Pourquoi votre émission fait-elle peur alors qu’il ne s’agit que d’une revue de presse ?

Je donne raison aux illettrés qui pensent que c’est Sidnaaba qui est l’auteur des articles. Mais les intellectuels savent bien que Sidnaaba ne fait que relayer une information. Mais si le sujet ne fait pas leur affaire, c’est Sidnaaba l’ennemi. Alors que nous citons la source avec le nom de la publication et même celui du journaliste.

Souvent, je suis étonné que des gens m’appellent sur des articles que je compte reprendre.
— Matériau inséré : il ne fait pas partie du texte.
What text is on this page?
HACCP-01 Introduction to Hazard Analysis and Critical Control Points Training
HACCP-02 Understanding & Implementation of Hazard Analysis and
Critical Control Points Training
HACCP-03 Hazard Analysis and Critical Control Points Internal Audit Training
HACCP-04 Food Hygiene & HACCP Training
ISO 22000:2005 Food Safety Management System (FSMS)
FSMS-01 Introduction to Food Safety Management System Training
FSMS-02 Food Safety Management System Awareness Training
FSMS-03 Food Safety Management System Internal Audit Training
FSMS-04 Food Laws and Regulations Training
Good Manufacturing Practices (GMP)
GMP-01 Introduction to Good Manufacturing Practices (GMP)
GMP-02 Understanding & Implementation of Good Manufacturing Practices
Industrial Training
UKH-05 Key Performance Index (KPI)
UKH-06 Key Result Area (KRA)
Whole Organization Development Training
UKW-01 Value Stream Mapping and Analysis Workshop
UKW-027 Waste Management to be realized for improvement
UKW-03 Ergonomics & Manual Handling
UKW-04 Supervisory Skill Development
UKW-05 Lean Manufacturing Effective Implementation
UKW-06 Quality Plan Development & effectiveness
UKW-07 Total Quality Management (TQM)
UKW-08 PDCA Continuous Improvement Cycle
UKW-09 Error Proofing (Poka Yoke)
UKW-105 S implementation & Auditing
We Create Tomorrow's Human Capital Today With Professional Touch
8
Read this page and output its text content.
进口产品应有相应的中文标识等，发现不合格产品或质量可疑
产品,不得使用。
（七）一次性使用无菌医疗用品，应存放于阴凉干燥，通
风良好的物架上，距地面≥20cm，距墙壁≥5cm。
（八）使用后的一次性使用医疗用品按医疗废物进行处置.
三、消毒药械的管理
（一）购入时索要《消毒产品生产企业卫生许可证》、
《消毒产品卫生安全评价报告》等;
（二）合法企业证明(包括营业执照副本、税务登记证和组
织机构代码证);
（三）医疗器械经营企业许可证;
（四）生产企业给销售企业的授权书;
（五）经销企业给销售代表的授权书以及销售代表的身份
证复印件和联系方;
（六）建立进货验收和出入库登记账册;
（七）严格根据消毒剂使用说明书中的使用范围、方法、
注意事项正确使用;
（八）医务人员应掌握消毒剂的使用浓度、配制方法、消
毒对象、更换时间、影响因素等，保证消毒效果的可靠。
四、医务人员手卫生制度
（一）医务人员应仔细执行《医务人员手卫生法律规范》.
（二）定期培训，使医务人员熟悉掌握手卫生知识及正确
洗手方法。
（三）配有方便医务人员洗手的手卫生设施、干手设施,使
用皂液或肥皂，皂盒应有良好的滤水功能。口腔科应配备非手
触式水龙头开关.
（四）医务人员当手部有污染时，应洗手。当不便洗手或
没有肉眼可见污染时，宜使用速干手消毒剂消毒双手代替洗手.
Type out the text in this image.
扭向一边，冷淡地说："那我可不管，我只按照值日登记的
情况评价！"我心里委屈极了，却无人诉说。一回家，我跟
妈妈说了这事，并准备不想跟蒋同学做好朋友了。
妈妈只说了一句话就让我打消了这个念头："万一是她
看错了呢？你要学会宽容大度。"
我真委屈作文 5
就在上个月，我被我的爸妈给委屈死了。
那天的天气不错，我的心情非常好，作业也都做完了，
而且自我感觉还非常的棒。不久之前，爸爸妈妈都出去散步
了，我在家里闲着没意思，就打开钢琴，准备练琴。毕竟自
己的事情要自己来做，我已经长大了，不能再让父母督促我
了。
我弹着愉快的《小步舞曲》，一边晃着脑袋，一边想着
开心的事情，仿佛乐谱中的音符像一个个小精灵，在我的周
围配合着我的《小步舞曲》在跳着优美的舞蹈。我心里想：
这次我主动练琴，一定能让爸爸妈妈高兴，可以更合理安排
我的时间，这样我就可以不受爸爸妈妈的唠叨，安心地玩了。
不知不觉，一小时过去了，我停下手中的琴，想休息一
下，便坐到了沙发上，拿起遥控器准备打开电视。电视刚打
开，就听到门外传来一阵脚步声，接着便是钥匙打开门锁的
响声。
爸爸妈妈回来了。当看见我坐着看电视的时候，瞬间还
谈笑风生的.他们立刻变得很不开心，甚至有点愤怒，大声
Ainsi, un jour, un maire m’a appelé de l’intérieur du pays, vers 2h du matin pour me prévenir qu’un article a été publié sur lui dans la presse et qu’il est diffamatoire... Au lieu d’empêcher le journal de publier les articles, c’est à moi qu’on s’en prend.

Avec toutes ces tracasseries, que diriez-vous aux hommes politiques ?

Je voudrais demander aux hommes politiques de me laisser travailler. Je le leur demande , au nom de Dieu. Je fais tout pour être impartial dans l’activité que je mène, et si un article s’attaque à quelqu’un, qu’il ne nous en tienne pas rigueur en croyant que nous sommes contre lui.

Il ne m’est pas interdit de faire de la politique. Mais je n’en veux pas ; j’insiste donc, une fois pour toutes, que Sidnaaba n’est pas un homme politique. Si j’ai besoin de faire de la politique, j’irai prendre une carte de parti. Je ne veux pas qu’on me pousse à faire comme Alpha Blondy qui a dû aller prendre la carte du RDR pour avoir la paix. Qu’on me laisse tranquille.